The Covid epidemic has paused all city-sponsored events in senior centers. When and if such programming begins again, Temple will be faced with decisions about their own willingness to take on the gender rules of the Center. Regardless of the future of “Golden Voices of Yiddish Song,” the series registers as a success in terms of its longevity as a public music series, but also and, more crucially, in the ways in which the series foregrounded women’s experiences and elder voices. Temple’s work makes visible histories of change in ultra-Orthodox Jewish music through the perspective of women in the community. Chassidic women’s listening habits have changed over the course of the 20th century as a result of communal rules regulating expressive culture and limits that have been placed by rabbinic authorities on stylistic diversity, directly contributing to new ways of listening and responding to the emotional content of music. Temple’s program created a space in which the emotional work of women’s listening was closely considered, cultivating a politic of listening and memory that took account of women’s desires and honored the cultural specificity of Chassidic women’s lifeways. These desires and cultural perspectives were a front and center feature of the musical system of Yiddish song presented in the series, not a side-thought or a “problem” to be worked around.

Temple, in terms of talent, temperament and willingness to learn, was uniquely positioned to create this communal experience. Temple has an understanding of Yiddish culture as having a revolutionary potential to foster non-conformity and anti-institutional activism. This revolutionary orientation is made the more remarkable by Temple’s willingness to extend the umbrella of Yiddish activism to include elder Chassidic women, crossing a rarely breached chasm of identity conflict in the Jewish world.

NOTES

1. See Rokhl Kafrissen, “World of Our Stickers,” Tablet, August 13, 2021 (https://www.tabletmag.com/sections/community/articles/world-of-our-stickers-yiddish-swag).

2. See “Oyfn Pripetchik.” (https://web.nli.org.il/sites/nli/english/music/daily_song/pages/deralephbet.aspx)
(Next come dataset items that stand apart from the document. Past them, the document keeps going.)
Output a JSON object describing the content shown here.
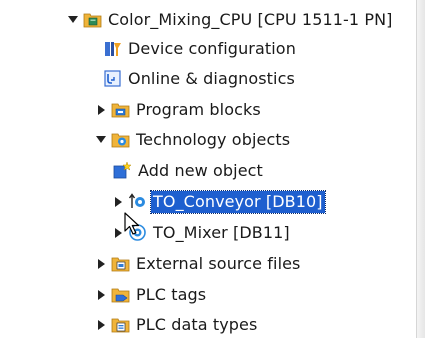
{
  "tree": {
    "root": {
      "label": "Color_Mixing_CPU [CPU 1511-1 PN]",
      "icon": "cpu-folder-icon",
      "expanded": true
    },
    "items": [
      {
        "label": "Device configuration",
        "icon": "device-configuration-icon"
      },
      {
        "label": "Online & diagnostics",
        "icon": "online-diagnostics-icon"
      },
      {
        "label": "Program blocks",
        "icon": "program-blocks-folder-icon",
        "expanded": false
      },
      {
        "label": "Technology objects",
        "icon": "technology-objects-folder-icon",
        "expanded": true,
        "children": [
          {
            "label": "Add new object",
            "icon": "add-new-object-icon"
          },
          {
            "label": "TO_Conveyor [DB10]",
            "icon": "conveyor-technology-object-icon",
            "expanded": false,
            "selected": true
          },
          {
            "label": "TO_Mixer [DB11]",
            "icon": "mixer-technology-object-icon",
            "expanded": false
          }
        ]
      },
      {
        "label": "External source files",
        "icon": "external-source-files-folder-icon",
        "expanded": false
      },
      {
        "label": "PLC tags",
        "icon": "plc-tags-folder-icon",
        "expanded": false
      },
      {
        "label": "PLC data types",
        "icon": "plc-data-types-folder-icon",
        "expanded": false
      }
    ]
  },
  "colors": {
    "selection": "#1e5fcf",
    "folder": "#f0b43a",
    "tech_blue": "#2b8be0"
  }
}
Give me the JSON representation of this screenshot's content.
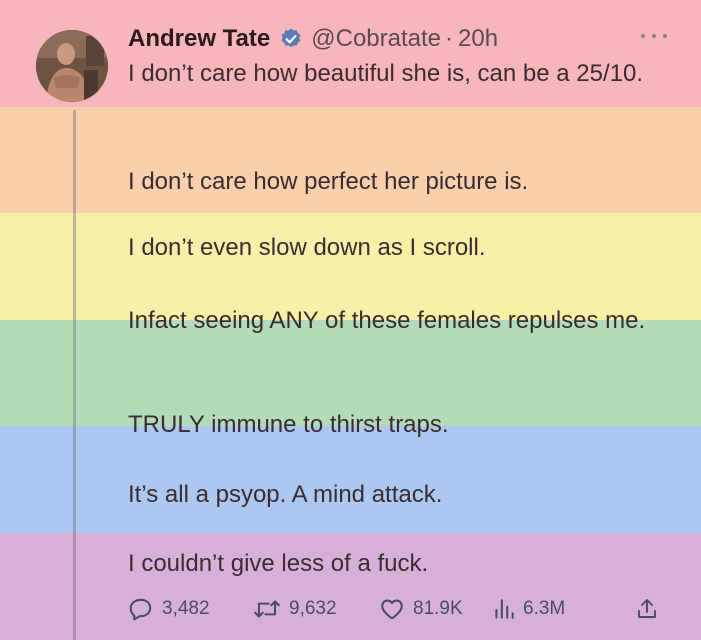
{
  "tweet": {
    "author": {
      "name": "Andrew Tate",
      "handle": "@Cobratate",
      "time": "20h",
      "verified_icon": "verified-badge-icon",
      "verified_color": "#1d9bf0"
    },
    "text_blocks": [
      "I don’t care how beautiful she is, can be a 25/10.",
      "I don’t care how perfect her picture is.",
      "I don’t even slow down as I scroll.",
      "Infact seeing ANY of these females repulses me.",
      "TRULY immune to thirst traps.",
      "It’s all a psyop. A mind attack.",
      "I couldn’t give less of a fuck."
    ],
    "metrics": {
      "replies": "3,482",
      "retweets": "9,632",
      "likes": "81.9K",
      "views": "6.3M"
    }
  },
  "background_bands": [
    "#f7b6bc",
    "#f8d0ab",
    "#f6f0a8",
    "#b4dbb8",
    "#acc8f1",
    "#d7b0da"
  ],
  "icons": [
    "more-options-icon",
    "reply-icon",
    "retweet-icon",
    "like-icon",
    "views-icon",
    "share-icon"
  ]
}
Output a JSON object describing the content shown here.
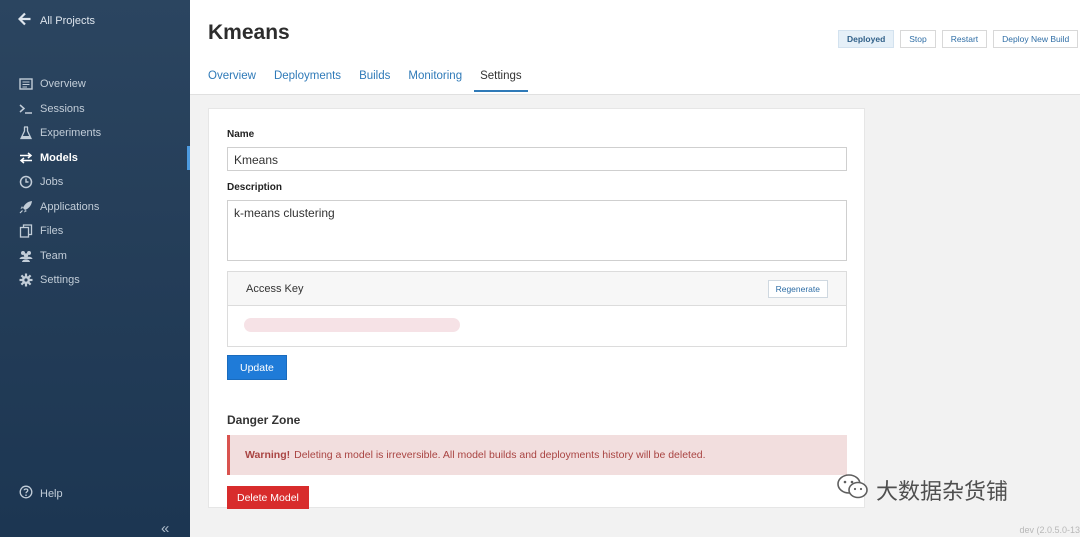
{
  "sidebar": {
    "back_label": "All Projects",
    "items": [
      {
        "label": "Overview",
        "icon": "overview-icon"
      },
      {
        "label": "Sessions",
        "icon": "terminal-icon"
      },
      {
        "label": "Experiments",
        "icon": "flask-icon"
      },
      {
        "label": "Models",
        "icon": "arrows-icon",
        "active": true
      },
      {
        "label": "Jobs",
        "icon": "clock-icon"
      },
      {
        "label": "Applications",
        "icon": "rocket-icon"
      },
      {
        "label": "Files",
        "icon": "files-icon"
      },
      {
        "label": "Team",
        "icon": "team-icon"
      },
      {
        "label": "Settings",
        "icon": "gear-icon"
      }
    ],
    "help_label": "Help",
    "collapse_glyph": "«"
  },
  "header": {
    "title": "Kmeans",
    "status": "Deployed",
    "stop": "Stop",
    "restart": "Restart",
    "deploy_new_build": "Deploy New Build",
    "tabs": [
      "Overview",
      "Deployments",
      "Builds",
      "Monitoring",
      "Settings"
    ],
    "active_tab": "Settings"
  },
  "form": {
    "name_label": "Name",
    "name_value": "Kmeans",
    "description_label": "Description",
    "description_value": "k-means clustering",
    "access_key_label": "Access Key",
    "regenerate": "Regenerate",
    "update": "Update"
  },
  "danger": {
    "title": "Danger Zone",
    "warning_bold": "Warning!",
    "warning_text": "Deleting a model is irreversible. All model builds and deployments history will be deleted.",
    "delete": "Delete Model"
  },
  "footer": {
    "version": "dev (2.0.5.0-13"
  },
  "watermark": {
    "text": "大数据杂货铺"
  },
  "colors": {
    "sidebar": "#243d58",
    "accent": "#2f7ab8",
    "primary": "#1f7bd8",
    "danger": "#d82c2c",
    "warning_bg": "#f2dede"
  }
}
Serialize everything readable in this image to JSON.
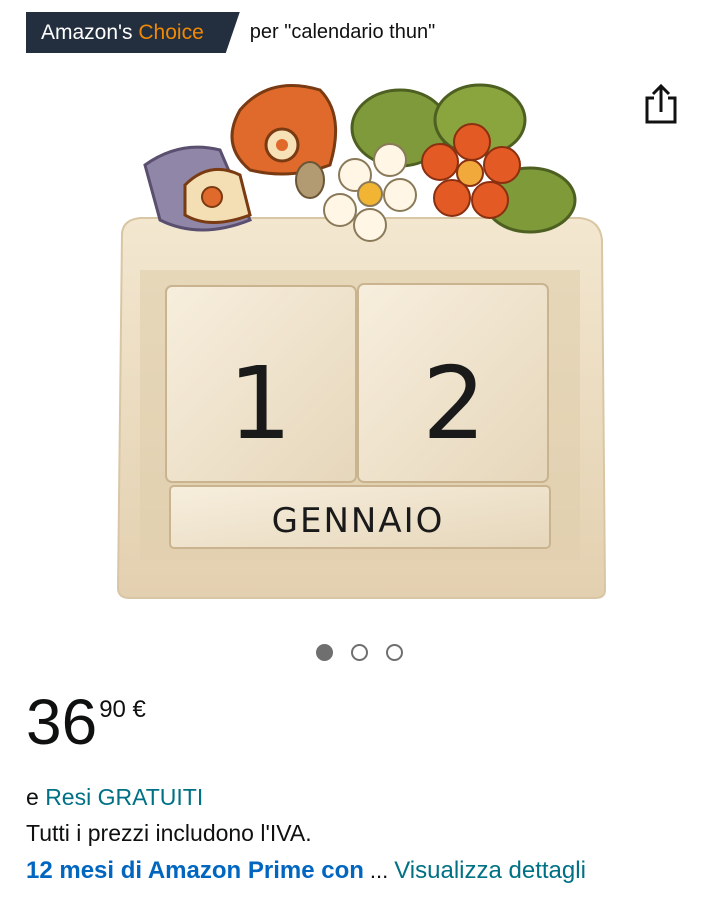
{
  "badge": {
    "prefix": "Amazon's ",
    "highlight": "Choice",
    "query": "per \"calendario thun\""
  },
  "share": {
    "icon": "share-icon"
  },
  "product_image": {
    "alt": "Calendario perpetuo Thun",
    "day_digit_1": "1",
    "day_digit_2": "2",
    "month": "GENNAIO"
  },
  "carousel": {
    "count": 3,
    "active_index": 0
  },
  "price": {
    "whole": "36",
    "fraction": "90 €"
  },
  "returns": {
    "prefix": "e",
    "link_label": "Resi GRATUITI"
  },
  "vat_note": "Tutti i prezzi includono l'IVA.",
  "prime": {
    "text": "12 mesi di Amazon Prime con",
    "ellipsis": "...",
    "details_link": "Visualizza dettagli"
  },
  "colors": {
    "badge_bg": "#232f3e",
    "badge_highlight": "#f08804",
    "link": "#007185",
    "prime": "#0066c0"
  }
}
3. See “’Mein Shtetle Belz’ [My Little Town of Bălţi].” (https://www.yadvashem.org/yv/en/exhibitions/communities/balti/mein_shtetle_belz.asp)

4. See “Papirosen.” (https://web.nli.org.il/sites/nli/english/music/daily_song/pages/papirosn.aspx)

5. See “Williamsburg’s Poet Laureate: Yom Tov Ehrlich,” The Brooklyn Rail, December 2008. (https://brooklynrail.org/2008/12/local/willamsburgs-poet-laureate-yom-tov-ehrlich)

6. Yoel Kohn, a cantor who was raised in the Satmar community, said that Yom Tov Ehrlich was the only recorded music other than cantorial records of liturgy that were allowed in his house when he was growing up (interview with the author).